To use the prettyprinter, make an instance with newPrettyPrinter() - the only argument is a seed used to generate state numbers. Then, instead of calling addPattern(), call addPatternWithPrinter(), passing your prettyprinter into the automaton-building code. New automata are created by valueMatcher calls, see value_matcher.go. Ensure that the prettyprinter is passed to your automaton-matching code; an example of this is in the makeShellStyleAutomaton() function. Then, in your automaton-building code, use prettyprinter.labelTable() to attach meaningful labels to the states of your automaton. Then at some convenient point, call prettyprinter.printNFA() to generate the NFA printout; real programmers debug with Print statements.

Prettyprinter output

makeShellStyleAutomaton() code has prettyprinter call-outs to label the states and transitions it creates, and the TestPP() test in prettyprinter_test.go uses this.

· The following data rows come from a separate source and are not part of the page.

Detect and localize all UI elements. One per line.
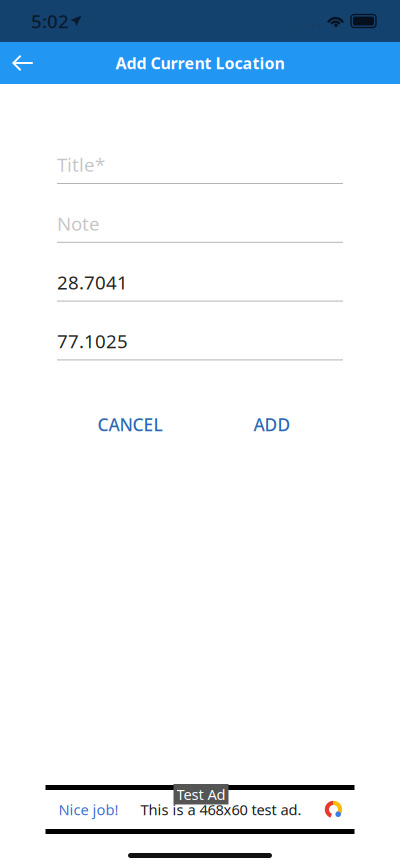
staticText: ADD <box>254 413 290 436</box>
staticText: Title* <box>57 152 105 177</box>
button[interactable]: CANCEL <box>80 413 180 435</box>
staticText: Test Ad <box>176 784 226 804</box>
staticText: 77.1025 <box>57 329 128 353</box>
button[interactable]: Back <box>0 42 46 84</box>
staticText: CANCEL <box>98 413 162 436</box>
staticText: 28.7041 <box>57 270 128 295</box>
staticText: Note <box>57 211 100 236</box>
button[interactable]: Nice job! <box>46 785 354 834</box>
staticText: Add Current Location <box>116 52 284 74</box>
staticText: This is a 468x60 test ad. <box>140 800 302 819</box>
button[interactable]: ADD <box>222 413 322 435</box>
staticText: Nice job! <box>58 800 118 819</box>
staticText: 5:02 <box>31 9 69 33</box>
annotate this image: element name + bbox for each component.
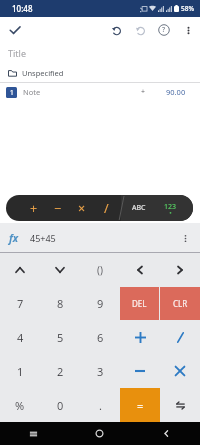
- button[interactable]: 5: [40, 320, 80, 354]
- button[interactable]: ×: [70, 196, 94, 220]
- button[interactable]: 0: [40, 388, 80, 422]
- button[interactable]: %: [0, 388, 40, 422]
- staticText: 0: [57, 398, 64, 413]
- staticText: +: [141, 87, 146, 97]
- staticText: 45+45: [30, 232, 56, 244]
- staticText: Note: [23, 87, 41, 97]
- staticText: .: [99, 398, 102, 413]
- button[interactable]: Help: [152, 18, 176, 42]
- staticText: ?: [162, 25, 166, 35]
- button[interactable]: ABC: [129, 198, 149, 218]
- staticText: 4: [17, 330, 24, 345]
- staticText: 10:48: [12, 3, 33, 14]
- staticText: 6: [97, 330, 104, 345]
- staticText: 1: [10, 88, 14, 97]
- button[interactable]: Plus: [120, 320, 160, 354]
- button[interactable]: Up: [0, 253, 40, 287]
- button[interactable]: Back: [133, 422, 200, 445]
- button[interactable]: 1: [0, 83, 200, 101]
- staticText: 123: [164, 202, 177, 212]
- button[interactable]: Undo: [104, 18, 128, 42]
- button[interactable]: Parentheses: [80, 253, 120, 287]
- staticText: 2: [57, 364, 64, 379]
- staticText: %: [15, 398, 25, 413]
- staticText: /: [104, 200, 109, 217]
- button[interactable]: More options: [176, 18, 200, 42]
- button[interactable]: Save: [4, 19, 26, 41]
- button[interactable]: 3: [80, 354, 120, 388]
- staticText: fx: [9, 231, 19, 245]
- button[interactable]: 7: [0, 287, 40, 320]
- button[interactable]: .: [80, 388, 120, 422]
- button[interactable]: 123: [162, 202, 179, 214]
- staticText: (): [97, 263, 103, 277]
- button[interactable]: Left: [120, 253, 160, 287]
- staticText: +: [30, 200, 38, 217]
- button[interactable]: CLR: [160, 287, 200, 320]
- staticText: Unspecified: [22, 68, 64, 78]
- button[interactable]: Multiply: [160, 354, 200, 388]
- button[interactable]: 9: [80, 287, 120, 320]
- button[interactable]: 8: [40, 287, 80, 320]
- button[interactable]: −: [46, 196, 70, 220]
- button[interactable]: Home: [66, 422, 133, 445]
- staticText: 9: [97, 296, 104, 311]
- staticText: =: [137, 398, 144, 413]
- staticText: ×: [78, 200, 86, 217]
- button[interactable]: Right: [160, 253, 200, 287]
- staticText: ABC: [132, 203, 146, 213]
- button[interactable]: Title: [0, 43, 200, 63]
- button[interactable]: Redo: [128, 18, 152, 42]
- staticText: CLR: [173, 298, 188, 309]
- button[interactable]: Recents: [0, 422, 66, 445]
- button[interactable]: Down: [40, 253, 80, 287]
- staticText: −: [54, 200, 62, 217]
- button[interactable]: Unspecified: [0, 63, 200, 82]
- staticText: 7: [17, 296, 24, 311]
- button[interactable]: Swap: [160, 388, 200, 422]
- button[interactable]: Minus: [120, 354, 160, 388]
- staticText: 5: [57, 330, 64, 345]
- button[interactable]: Divide: [160, 320, 200, 354]
- button[interactable]: 2: [40, 354, 80, 388]
- staticText: 1: [17, 364, 24, 379]
- staticText: 3: [97, 364, 104, 379]
- button[interactable]: /: [94, 196, 118, 220]
- staticText: 90.00: [166, 87, 186, 97]
- button[interactable]: +: [22, 196, 46, 220]
- button[interactable]: 6: [80, 320, 120, 354]
- button[interactable]: 4: [0, 320, 40, 354]
- staticText: DEL: [132, 298, 147, 309]
- staticText: Title: [8, 47, 26, 59]
- staticText: 58%: [181, 4, 194, 13]
- button[interactable]: Formula options: [177, 230, 193, 246]
- button[interactable]: DEL: [120, 287, 159, 320]
- button[interactable]: 1: [0, 354, 40, 388]
- staticText: 8: [57, 296, 64, 311]
- button[interactable]: Equals: [120, 388, 160, 422]
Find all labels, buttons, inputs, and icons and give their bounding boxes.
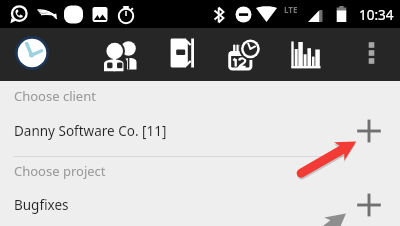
staticText: Bugfixes xyxy=(14,196,345,214)
button[interactable]: Timer xyxy=(11,32,53,74)
button[interactable]: Reports xyxy=(285,32,327,74)
button[interactable]: More options xyxy=(352,32,388,74)
staticText: Danny Software Co. [11] xyxy=(14,122,345,140)
button[interactable]: Bugfixes xyxy=(0,184,400,226)
button[interactable]: Add project xyxy=(345,184,393,226)
staticText: LTE xyxy=(284,4,298,15)
staticText: 10:34 xyxy=(359,6,394,24)
button[interactable]: Timesheet xyxy=(223,32,265,74)
button[interactable]: Add client xyxy=(345,109,393,153)
staticText: Choose client xyxy=(14,87,96,105)
button[interactable]: Projects xyxy=(163,32,205,74)
button[interactable]: Clients xyxy=(99,32,141,74)
button[interactable]: Danny Software Co. [11] xyxy=(0,109,400,153)
staticText: Choose project xyxy=(14,162,106,180)
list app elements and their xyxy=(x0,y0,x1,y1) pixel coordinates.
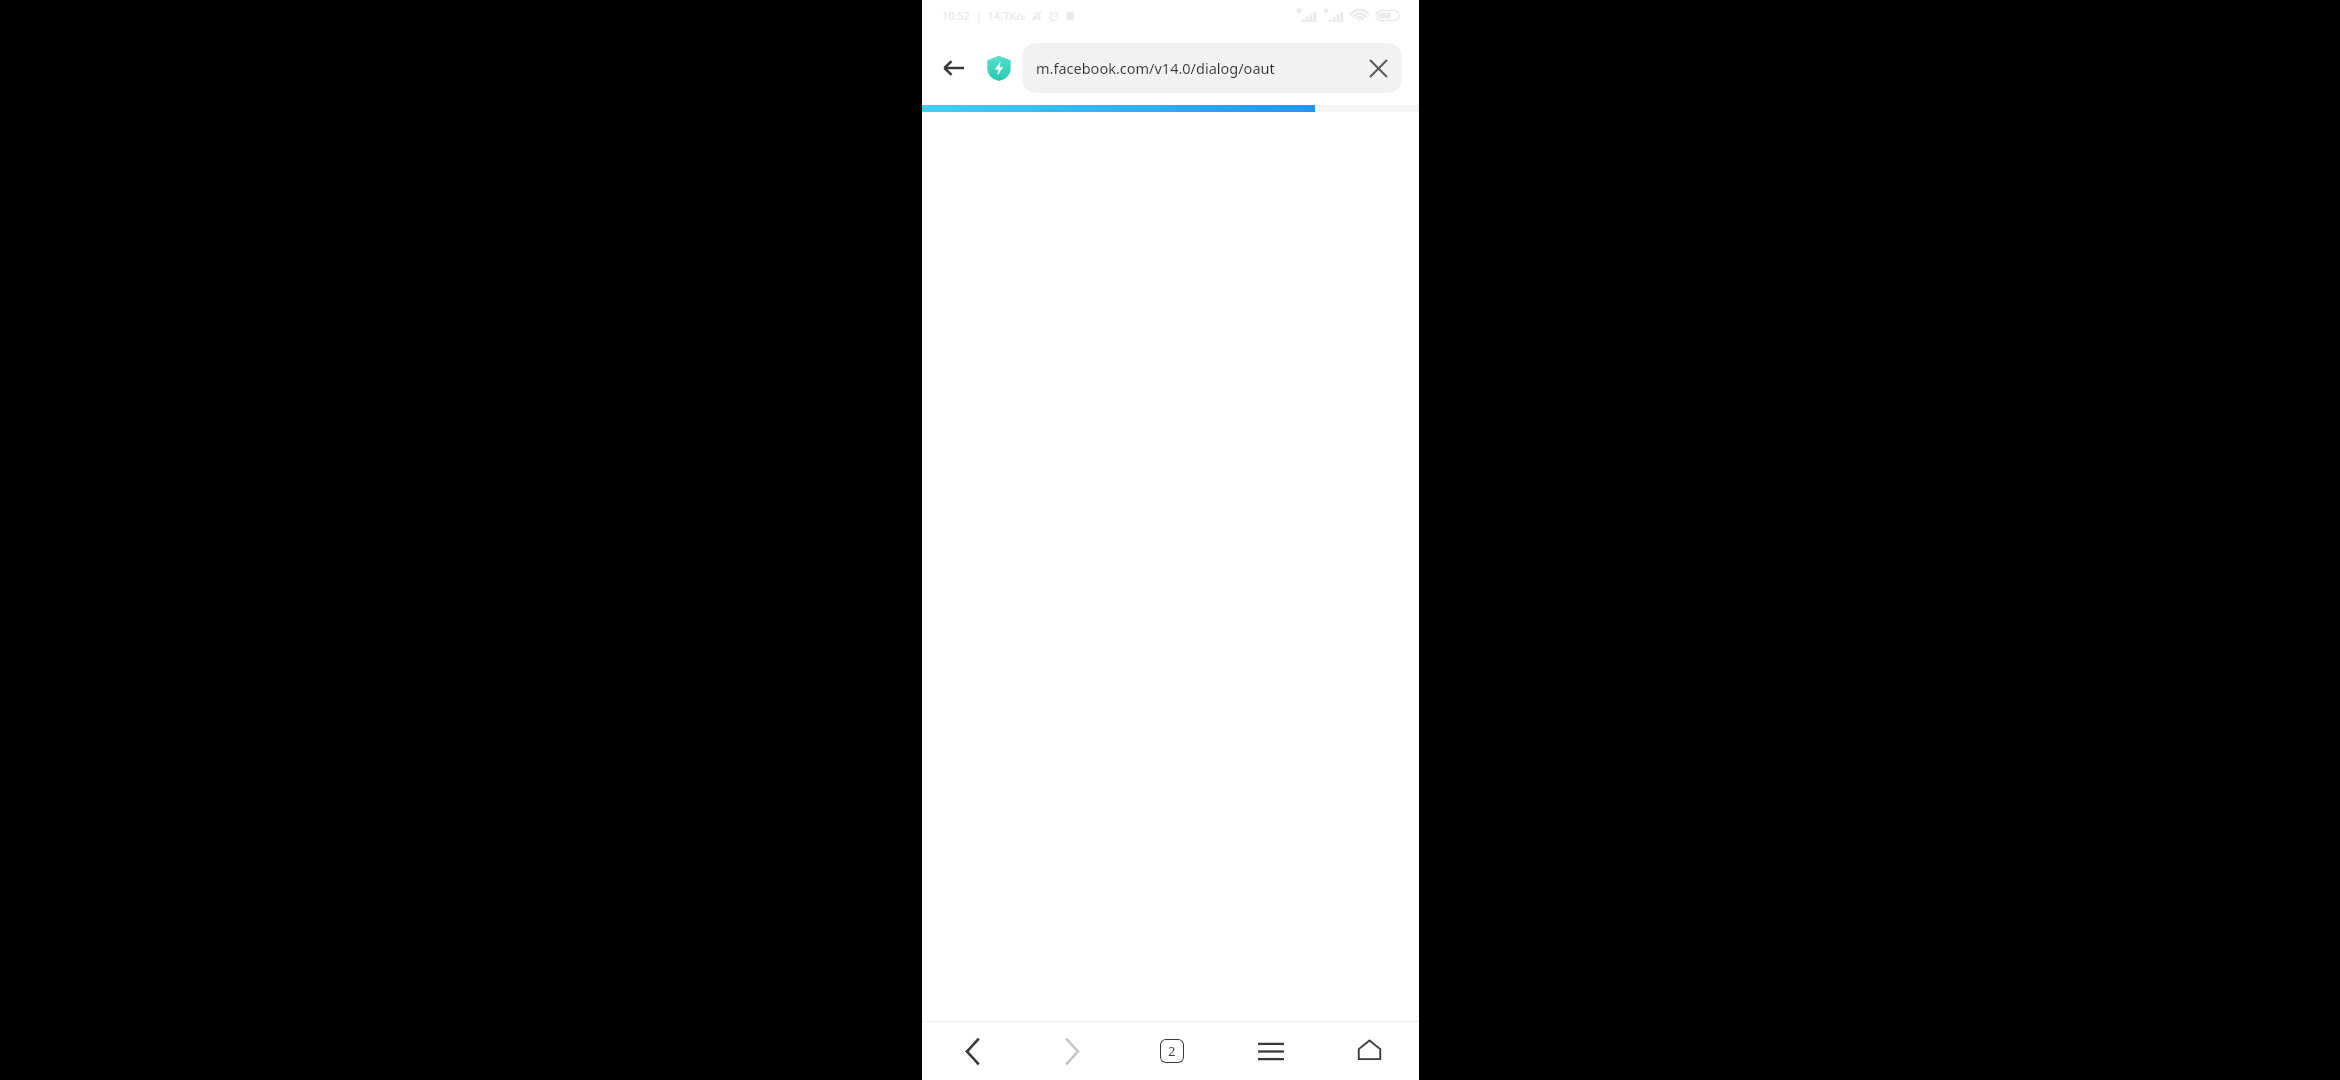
button[interactable]: Tabs: 2 xyxy=(1122,1022,1221,1080)
button[interactable]: Menu xyxy=(1221,1022,1320,1080)
button[interactable]: Back xyxy=(930,44,978,92)
staticText: 10:52 | 14.7K/s xyxy=(942,8,1026,23)
staticText: m.facebook.com/v14.0/dialog/oaut xyxy=(1036,58,1358,78)
button[interactable]: Forward xyxy=(1022,1022,1122,1080)
button[interactable]: Back xyxy=(922,1022,1022,1080)
button[interactable]: Site security xyxy=(978,47,1020,89)
button[interactable]: Stop loading xyxy=(1358,48,1398,88)
button[interactable]: Home xyxy=(1320,1022,1419,1080)
button[interactable]: m.facebook.com/v14.0/dialog/oaut xyxy=(1022,43,1402,93)
staticText: 2 xyxy=(1168,1042,1176,1060)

The pattern being matched is "x*9" and the prettyprinter output is:

 758 [START HERE] '"' → [910 on " at 0]
 910 [on " at 0] 'x' → [821 gS at 2]
 821 [gS at 2] '9' → [551 gX on 9 at 3] / ★ → [821 gS at 2]
 551 [gX on 9 at 3] '"' → [937 on " at 4] / '9' → [551 gX on 9 at 3] / ★ → [821 gS at 2]
 937 [on " at 4] '9' → [551 gX on 9 at 3] / 'ℵ' → [820 last step at 5] / ★ → [821 gS at 2]
 820 [last step at 5]  [1 transition(s)]

Each line represents one state.

Each step gets a 3-digit number and a text description. The construct ★ → represents a default transition, which occurs in the case that none of the other transitions match. The symbol represents the end of the input value.

In this particular NFA, the makeShellStyleAutomaton code labels states corresponding to the * "glob" character with text including gS for "glob spin" and states that escape the "glob spin" state with gX for "glob exit".

Most of the NFA-building code does not exercise the prettyprinter. Normally, you would insert such code while debugging a particular builder and remove it after completion. Since the shell-style builder is unusually complex, the prettyprinting code is retained in anticipation of future issues and progress to full regular-expression NFAs.